On Wednesday, Gov. Larry Hogan declared a State of Emergency concerning the heroin and opioid crisis in Maryland. Listen as Larry spoke with Lt. Governor Boyd Rutherford about Gov. Hogan’s plan to fight drug overdoses.
Lt. Governor Rutherford addressed why Gov. Hogan is labeling this crisis as a State of Emergency:
O’Connor: Please tell us the details here. What exactly does this mean? I’m a little confused, I thought that a State of Emergency was about a natural disaster or the riots in Baltimore of course that we saw two years ago. How can an addiction problem be a State of Emergency?
Lt. Governor Rutherford: Well our most recent data shows that, and that’s up the first 9 months of the year, just for heroin overdoses alone have reached 900, over 900. So you mention the riots in Baltimore, we declared a State of Emergency in that event, there were no fatalities in that.
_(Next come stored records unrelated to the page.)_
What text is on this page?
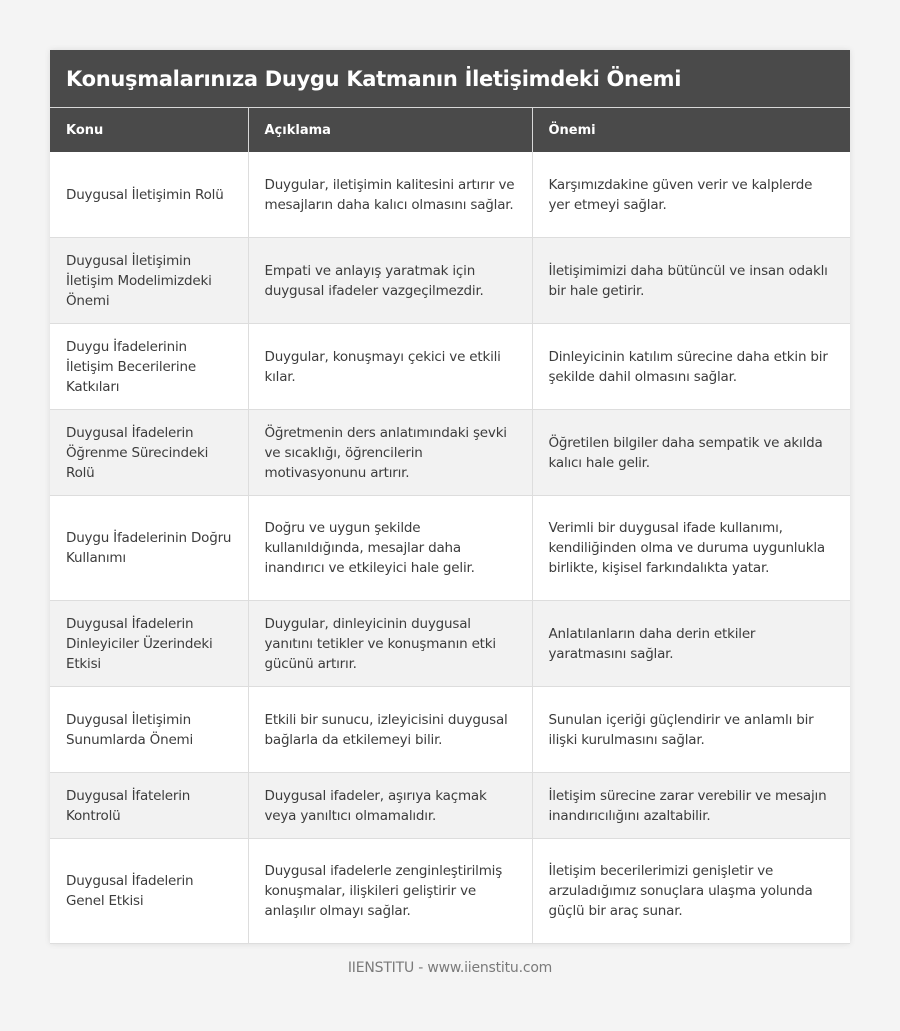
Konuşmalarınıza Duygu Katmanın İletişimdeki Önemi
Konu	Açıklama	Önemi
Duygusal İletişimin Rolü	Duygular, iletişimin kalitesini artırır ve mesajların daha kalıcı olmasını sağlar.	Karşımızdakine güven verir ve kalplerde yer etmeyi sağlar.
Duygusal İletişimin İletişim Modelimizdeki Önemi	Empati ve anlayış yaratmak için duygusal ifadeler vazgeçilmezdir.	İletişimimizi daha bütüncül ve insan odaklı bir hale getirir.
Duygu İfadelerinin İletişim Becerilerine Katkıları	Duygular, konuşmayı çekici ve etkili kılar.	Dinleyicinin katılım sürecine daha etkin bir şekilde dahil olmasını sağlar.
Duygusal İfadelerin Öğrenme Sürecindeki Rolü	Öğretmenin ders anlatımındaki şevki ve sıcaklığı, öğrencilerin motivasyonunu artırır.	Öğretilen bilgiler daha sempatik ve akılda kalıcı hale gelir.
Duygu İfadelerinin Doğru Kullanımı	Doğru ve uygun şekilde kullanıldığında, mesajlar daha inandırıcı ve etkileyici hale gelir.	Verimli bir duygusal ifade kullanımı, kendiliğinden olma ve duruma uygunlukla birlikte, kişisel farkındalıkta yatar.
Duygusal İfadelerin Dinleyiciler Üzerindeki Etkisi	Duygular, dinleyicinin duygusal yanıtını tetikler ve konuşmanın etki gücünü artırır.	Anlatılanların daha derin etkiler yaratmasını sağlar.
Duygusal İletişimin Sunumlarda Önemi	Etkili bir sunucu, izleyicisini duygusal bağlarla da etkilemeyi bilir.	Sunulan içeriği güçlendirir ve anlamlı bir ilişki kurulmasını sağlar.
Duygusal İfatelerin Kontrolü	Duygusal ifadeler, aşırıya kaçmak veya yanıltıcı olmamalıdır.	İletişim sürecine zarar verebilir ve mesajın inandırıcılığını azaltabilir.
Duygusal İfadelerin Genel Etkisi	Duygusal ifadelerle zenginleştirilmiş konuşmalar, ilişkileri geliştirir ve anlaşılır olmayı sağlar.	İletişim becerilerimizi genişletir ve arzuladığımız sonuçlara ulaşma yolunda güçlü bir araç sunar.
IIENSTITU - www.iienstitu.com
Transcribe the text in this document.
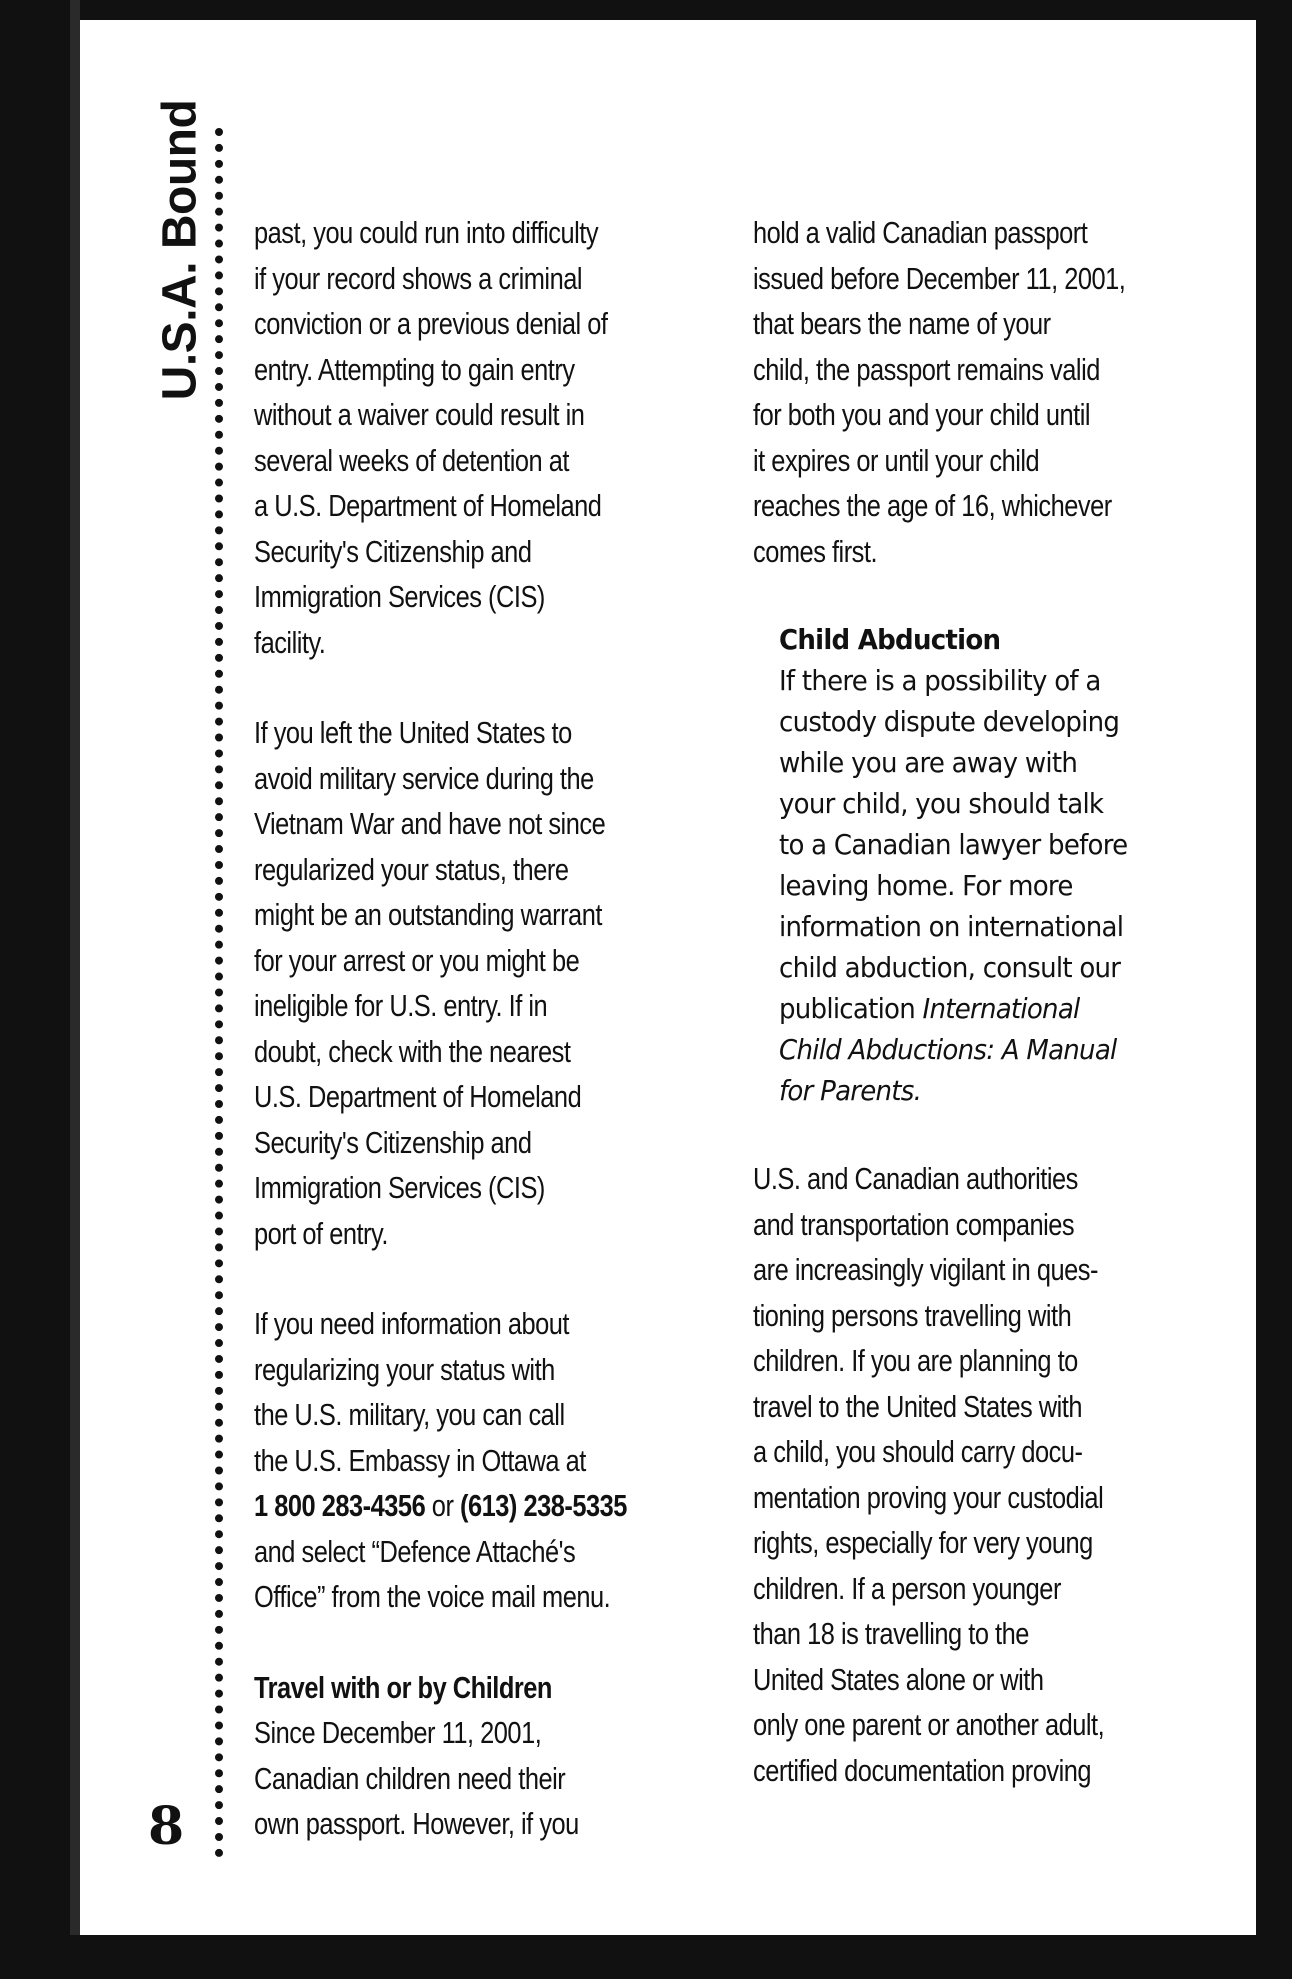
U.S.A. Bound
8
past, you could run into difficulty
if your record shows a criminal
conviction or a previous denial of
entry. Attempting to gain entry
without a waiver could result in
several weeks of detention at
a U.S. Department of Homeland
Security's Citizenship and
Immigration Services (CIS)
facility.
If you left the United States to
avoid military service during the
Vietnam War and have not since
regularized your status, there
might be an outstanding warrant
for your arrest or you might be
ineligible for U.S. entry. If in
doubt, check with the nearest
U.S. Department of Homeland
Security's Citizenship and
Immigration Services (CIS)
port of entry.
If you need information about
regularizing your status with
the U.S. military, you can call
the U.S. Embassy in Ottawa at
1 800 283-4356 or (613) 238-5335
and select “Defence Attaché's
Office” from the voice mail menu.
Travel with or by Children
Since December 11, 2001,
Canadian children need their
own passport. However, if you
hold a valid Canadian passport
issued before December 11, 2001,
that bears the name of your
child, the passport remains valid
for both you and your child until
it expires or until your child
reaches the age of 16, whichever
comes first.
Child Abduction
If there is a possibility of a
custody dispute developing
while you are away with
your child, you should talk
to a Canadian lawyer before
leaving home. For more
information on international
child abduction, consult our
publication International
Child Abductions: A Manual
for Parents.
U.S. and Canadian authorities
and transportation companies
are increasingly vigilant in ques-
tioning persons travelling with
children. If you are planning to
travel to the United States with
a child, you should carry docu-
mentation proving your custodial
rights, especially for very young
children. If a person younger
than 18 is travelling to the
United States alone or with
only one parent or another adult,
certified documentation proving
The floods in Ellicott City that unfortunately two people died, we declared a State of Emergency. So we had 900 through the first 9 months of the year, 918 people died from overdoses on heroin. And 60 percent of that – and what’s really changing this whole dynamic is that 60 percent of those dying from heroin, the fatalities, have fentanyl involved, which is a powerful synthetic which is what Prince died from.